20 Comments For This Post I'd Love to Hear Yours!

  1. Lord Jezo says:

    I demand pics of your Zeus like body in spandex at a muscle beach.

  2. Karen says:

    You don’t even need to be at a muscle beach. How about you do the microwave dance in your spandex body suit?

  3. bikerbabeee says:

    oh I am DOWN with the microwave dance in spandex.. sign me up for the video of the month.!

  4. Chuck says:

    I see you’ve got your hand wrapped around some nuts in the photo there. The Nature Valley Roasted Nut Crunch Bars – for those who like sharing their nuts both ways.

  5. nicole says:

    wow, those nuts are really sparkley.

  6. jodie says:

    Congrats on the mention in Marie Claire. Looks like you will be getting many more readers soon!

  7. Aimee says:

    “more nuts than a NFL locker room” hahahahaaaaaaa

    Thanks for the review. I will probably try them. After all, who doesn’t like nuts in their mouth?

  8. Alisha says:

    I think those are the shiniest, hairless nuts I have even seen.

  9. demondoll says:

    Mmmm, all-natural sparkly and shiny nuts? And you dancing in spandex? You know how to make me so happy!

  10. Jen says:

    Loved the pun.

  11. Red Icculus says:

    The dented can store where I live has these for $1.25 a box, glistening nuts and all. Despite my sheer terror of diabeetus from the corn syrup, these are awesome.

  12. Melissa says:

    Love your site but your reviews are way too long. A short paragraph would be fine. Thanks.

  13. meech says:

    i have to disagree with melissa i love the long epic reviews.

  14. Earl Focht says:

    Red Icculus, you live in a dented can store?

  15. Karen says:

    yeah, I like the epic reviews. Maybe you could start releasing reviews on tape for those people who don’t like to read (or long-haul truck drivers).

  16. Marvo says:

    Lord Jezo – I don’t think I should because it would blind you.

    Karen – Way too much jiggling would be involved.

    bikerbabeee – There would be lumps and bumps in places there shouldn’t be lumps and bumps.

    Chuck – Every month I wrap my hands around some nuts to check for lumps. I know TMI.

    nicole – If only they were diamonds.

    jodie – Thanks. I hope so. Or I hope to get more beauty tips.

    Aimee – Nuts are good for you. But if you stuff too many in your mouth you might choke. So be careful.

    Alisha – If I drop them on my bathroom floor, they won’t be hairless anymore. I know TMI.

  17. Marvo says:

    demondoll – Me dancing in spandex makes children cry.

    Jen – Thanks.

    Red Icculus – I need a dented can store. Or a red tag store. Or slightly expired meats store.

    Melissa – Nothing is short about me and I like to bloviate.

    meech – I’ve been thinking about writing a four part review, but I think that would be too long or boring.

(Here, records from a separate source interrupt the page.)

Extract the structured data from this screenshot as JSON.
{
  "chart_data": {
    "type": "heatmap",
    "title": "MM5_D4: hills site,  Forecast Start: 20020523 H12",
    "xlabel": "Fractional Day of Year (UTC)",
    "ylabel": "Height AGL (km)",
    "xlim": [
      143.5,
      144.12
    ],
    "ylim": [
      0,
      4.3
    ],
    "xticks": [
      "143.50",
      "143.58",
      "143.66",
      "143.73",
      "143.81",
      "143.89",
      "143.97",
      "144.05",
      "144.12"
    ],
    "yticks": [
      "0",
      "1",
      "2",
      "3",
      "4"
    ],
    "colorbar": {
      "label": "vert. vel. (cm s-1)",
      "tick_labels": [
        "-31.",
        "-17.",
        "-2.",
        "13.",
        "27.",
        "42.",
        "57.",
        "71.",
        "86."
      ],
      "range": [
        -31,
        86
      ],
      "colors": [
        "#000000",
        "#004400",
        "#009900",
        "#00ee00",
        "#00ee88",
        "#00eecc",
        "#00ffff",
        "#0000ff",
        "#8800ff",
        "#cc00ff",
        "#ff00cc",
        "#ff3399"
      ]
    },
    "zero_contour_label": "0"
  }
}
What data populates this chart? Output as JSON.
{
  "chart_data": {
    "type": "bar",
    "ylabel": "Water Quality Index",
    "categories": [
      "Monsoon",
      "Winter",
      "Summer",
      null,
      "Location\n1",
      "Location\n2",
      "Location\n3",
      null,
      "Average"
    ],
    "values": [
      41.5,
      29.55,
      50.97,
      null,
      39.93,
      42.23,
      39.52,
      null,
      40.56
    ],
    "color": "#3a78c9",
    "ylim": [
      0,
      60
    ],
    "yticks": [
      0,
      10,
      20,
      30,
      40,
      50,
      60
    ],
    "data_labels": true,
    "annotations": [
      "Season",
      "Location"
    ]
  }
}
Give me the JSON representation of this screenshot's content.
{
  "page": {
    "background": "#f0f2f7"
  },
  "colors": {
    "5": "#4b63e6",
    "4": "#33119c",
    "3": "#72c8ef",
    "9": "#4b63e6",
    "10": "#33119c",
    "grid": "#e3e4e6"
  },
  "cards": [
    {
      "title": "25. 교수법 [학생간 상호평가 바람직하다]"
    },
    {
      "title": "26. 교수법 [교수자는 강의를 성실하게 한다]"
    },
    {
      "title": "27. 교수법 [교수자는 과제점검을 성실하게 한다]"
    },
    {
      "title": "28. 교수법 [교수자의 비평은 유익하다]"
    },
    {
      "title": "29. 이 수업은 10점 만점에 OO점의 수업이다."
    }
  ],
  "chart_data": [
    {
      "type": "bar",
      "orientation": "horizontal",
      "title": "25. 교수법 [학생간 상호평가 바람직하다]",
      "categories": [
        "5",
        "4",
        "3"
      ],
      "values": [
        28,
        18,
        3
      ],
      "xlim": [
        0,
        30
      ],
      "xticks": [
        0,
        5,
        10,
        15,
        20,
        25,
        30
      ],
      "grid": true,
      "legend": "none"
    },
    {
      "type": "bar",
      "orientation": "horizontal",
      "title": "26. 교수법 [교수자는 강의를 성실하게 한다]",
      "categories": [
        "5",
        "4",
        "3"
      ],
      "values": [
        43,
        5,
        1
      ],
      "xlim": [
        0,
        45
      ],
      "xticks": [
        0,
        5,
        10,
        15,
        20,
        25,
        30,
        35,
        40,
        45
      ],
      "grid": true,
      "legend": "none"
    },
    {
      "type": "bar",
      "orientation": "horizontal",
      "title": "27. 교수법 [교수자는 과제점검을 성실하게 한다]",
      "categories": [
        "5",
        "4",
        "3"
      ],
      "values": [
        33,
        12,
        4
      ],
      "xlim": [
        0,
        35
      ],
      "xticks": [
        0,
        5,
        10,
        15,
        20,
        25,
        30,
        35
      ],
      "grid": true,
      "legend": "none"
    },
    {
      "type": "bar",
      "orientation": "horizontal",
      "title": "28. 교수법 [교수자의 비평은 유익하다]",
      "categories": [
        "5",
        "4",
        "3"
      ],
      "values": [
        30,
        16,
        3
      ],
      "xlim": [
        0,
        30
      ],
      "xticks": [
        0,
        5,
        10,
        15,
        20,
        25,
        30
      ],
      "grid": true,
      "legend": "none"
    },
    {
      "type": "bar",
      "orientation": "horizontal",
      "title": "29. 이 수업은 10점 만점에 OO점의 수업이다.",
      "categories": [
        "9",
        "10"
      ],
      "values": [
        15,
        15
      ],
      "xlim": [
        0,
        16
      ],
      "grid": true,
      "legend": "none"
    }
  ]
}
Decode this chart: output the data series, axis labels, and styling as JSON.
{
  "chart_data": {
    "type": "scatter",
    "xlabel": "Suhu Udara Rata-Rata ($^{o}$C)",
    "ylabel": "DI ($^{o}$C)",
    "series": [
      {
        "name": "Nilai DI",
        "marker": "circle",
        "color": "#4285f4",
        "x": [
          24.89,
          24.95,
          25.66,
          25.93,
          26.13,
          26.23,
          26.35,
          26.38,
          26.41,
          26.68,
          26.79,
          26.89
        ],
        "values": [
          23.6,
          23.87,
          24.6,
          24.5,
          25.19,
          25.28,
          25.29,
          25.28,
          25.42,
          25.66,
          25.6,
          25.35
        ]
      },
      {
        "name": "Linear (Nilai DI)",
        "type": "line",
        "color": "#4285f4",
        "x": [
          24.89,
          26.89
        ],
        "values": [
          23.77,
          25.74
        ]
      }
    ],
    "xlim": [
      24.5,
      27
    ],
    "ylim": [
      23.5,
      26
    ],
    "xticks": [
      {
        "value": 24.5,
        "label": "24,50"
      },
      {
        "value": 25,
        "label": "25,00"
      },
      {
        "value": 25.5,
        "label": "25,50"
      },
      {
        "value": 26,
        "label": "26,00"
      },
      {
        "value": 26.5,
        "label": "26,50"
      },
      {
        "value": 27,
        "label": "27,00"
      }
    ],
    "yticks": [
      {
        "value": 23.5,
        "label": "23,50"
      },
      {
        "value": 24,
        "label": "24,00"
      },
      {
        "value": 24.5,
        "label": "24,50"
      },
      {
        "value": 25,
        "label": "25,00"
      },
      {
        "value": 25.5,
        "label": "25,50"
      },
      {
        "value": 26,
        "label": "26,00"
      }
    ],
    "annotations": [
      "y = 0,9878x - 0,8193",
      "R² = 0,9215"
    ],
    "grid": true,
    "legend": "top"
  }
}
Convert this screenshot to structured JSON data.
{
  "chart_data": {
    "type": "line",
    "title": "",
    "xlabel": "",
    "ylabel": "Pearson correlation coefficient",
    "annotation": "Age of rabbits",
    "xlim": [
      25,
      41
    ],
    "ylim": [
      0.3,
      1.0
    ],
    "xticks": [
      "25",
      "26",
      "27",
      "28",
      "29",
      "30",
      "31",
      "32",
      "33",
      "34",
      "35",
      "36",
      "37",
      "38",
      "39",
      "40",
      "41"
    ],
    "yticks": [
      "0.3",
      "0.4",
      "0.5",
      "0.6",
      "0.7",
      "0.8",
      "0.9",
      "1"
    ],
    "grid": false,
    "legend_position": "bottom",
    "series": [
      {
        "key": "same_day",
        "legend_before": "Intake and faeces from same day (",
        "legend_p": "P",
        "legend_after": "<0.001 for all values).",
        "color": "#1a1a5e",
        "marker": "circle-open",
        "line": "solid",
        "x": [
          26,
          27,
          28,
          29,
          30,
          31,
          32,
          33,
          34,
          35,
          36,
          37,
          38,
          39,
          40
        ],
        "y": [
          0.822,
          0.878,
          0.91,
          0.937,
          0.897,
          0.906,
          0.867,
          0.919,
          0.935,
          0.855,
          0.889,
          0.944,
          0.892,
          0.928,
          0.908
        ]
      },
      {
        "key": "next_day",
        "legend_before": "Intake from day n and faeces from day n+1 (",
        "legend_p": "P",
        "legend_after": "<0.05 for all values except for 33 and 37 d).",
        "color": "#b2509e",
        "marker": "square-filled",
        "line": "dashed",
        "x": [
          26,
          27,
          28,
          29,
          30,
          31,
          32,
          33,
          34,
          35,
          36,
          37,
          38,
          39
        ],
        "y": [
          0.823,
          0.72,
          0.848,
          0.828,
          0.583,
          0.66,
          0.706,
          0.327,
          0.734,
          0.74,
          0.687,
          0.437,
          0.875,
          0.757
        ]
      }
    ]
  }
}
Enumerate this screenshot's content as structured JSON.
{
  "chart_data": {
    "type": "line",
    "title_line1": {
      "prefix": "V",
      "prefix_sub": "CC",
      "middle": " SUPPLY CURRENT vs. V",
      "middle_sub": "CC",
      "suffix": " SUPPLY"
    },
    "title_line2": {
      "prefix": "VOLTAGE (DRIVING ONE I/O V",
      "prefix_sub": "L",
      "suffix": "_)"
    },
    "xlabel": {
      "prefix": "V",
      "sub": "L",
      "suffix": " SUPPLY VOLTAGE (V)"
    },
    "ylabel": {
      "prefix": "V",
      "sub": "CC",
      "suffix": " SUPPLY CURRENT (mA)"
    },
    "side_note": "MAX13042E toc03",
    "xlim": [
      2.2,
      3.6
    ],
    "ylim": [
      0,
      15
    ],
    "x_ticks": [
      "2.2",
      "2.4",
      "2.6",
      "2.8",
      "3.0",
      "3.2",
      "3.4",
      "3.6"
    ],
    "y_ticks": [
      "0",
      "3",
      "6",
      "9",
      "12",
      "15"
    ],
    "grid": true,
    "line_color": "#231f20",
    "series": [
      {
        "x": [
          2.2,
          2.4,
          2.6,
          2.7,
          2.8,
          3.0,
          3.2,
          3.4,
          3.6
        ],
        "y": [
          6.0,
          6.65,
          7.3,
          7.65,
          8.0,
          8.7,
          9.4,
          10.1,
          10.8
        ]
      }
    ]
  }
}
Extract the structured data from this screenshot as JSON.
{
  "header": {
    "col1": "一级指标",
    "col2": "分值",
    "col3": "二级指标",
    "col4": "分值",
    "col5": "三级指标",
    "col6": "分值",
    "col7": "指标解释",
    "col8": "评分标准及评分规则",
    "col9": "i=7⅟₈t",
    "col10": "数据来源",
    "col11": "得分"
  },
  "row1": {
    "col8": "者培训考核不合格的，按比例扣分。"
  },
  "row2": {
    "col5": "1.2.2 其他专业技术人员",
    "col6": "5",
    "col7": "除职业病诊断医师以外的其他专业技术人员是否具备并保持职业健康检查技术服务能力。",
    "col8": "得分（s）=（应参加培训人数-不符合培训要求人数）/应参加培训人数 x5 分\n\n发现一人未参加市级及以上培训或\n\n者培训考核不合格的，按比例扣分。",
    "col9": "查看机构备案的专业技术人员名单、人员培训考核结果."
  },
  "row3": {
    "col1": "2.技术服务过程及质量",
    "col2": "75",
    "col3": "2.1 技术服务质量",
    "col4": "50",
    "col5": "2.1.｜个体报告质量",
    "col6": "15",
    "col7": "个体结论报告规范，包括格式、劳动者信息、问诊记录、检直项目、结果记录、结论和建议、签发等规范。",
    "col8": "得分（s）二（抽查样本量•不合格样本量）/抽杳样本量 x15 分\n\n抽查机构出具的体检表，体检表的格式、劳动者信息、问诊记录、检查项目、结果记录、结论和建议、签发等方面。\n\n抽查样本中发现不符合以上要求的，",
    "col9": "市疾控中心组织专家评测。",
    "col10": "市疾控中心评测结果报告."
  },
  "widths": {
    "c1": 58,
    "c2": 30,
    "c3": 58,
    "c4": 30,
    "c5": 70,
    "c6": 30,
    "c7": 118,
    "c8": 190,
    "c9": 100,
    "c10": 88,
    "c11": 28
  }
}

    Karen – Oooh, I smell possible podcast.

  18. luckinflux says:

    “curves like a roller coaster ” was creating a beautiful image in my head when one of my co-workers walked by and changed it to curves of a thousand roller coasters. Why are the women at my job so damn unhealthy.

    please…
    kill…
    me…
    now…

  19. Red Icculus says:

    @ Earl:

    Thanks holmes, as much as I am poor, I don’t live IN a dented can store. They offer sweet delicious nuts on the other side of the city.

  20. Marvo says:

    luckinflux – I think you need glasses with pictures of beautiful women affixed to the inside. That might help.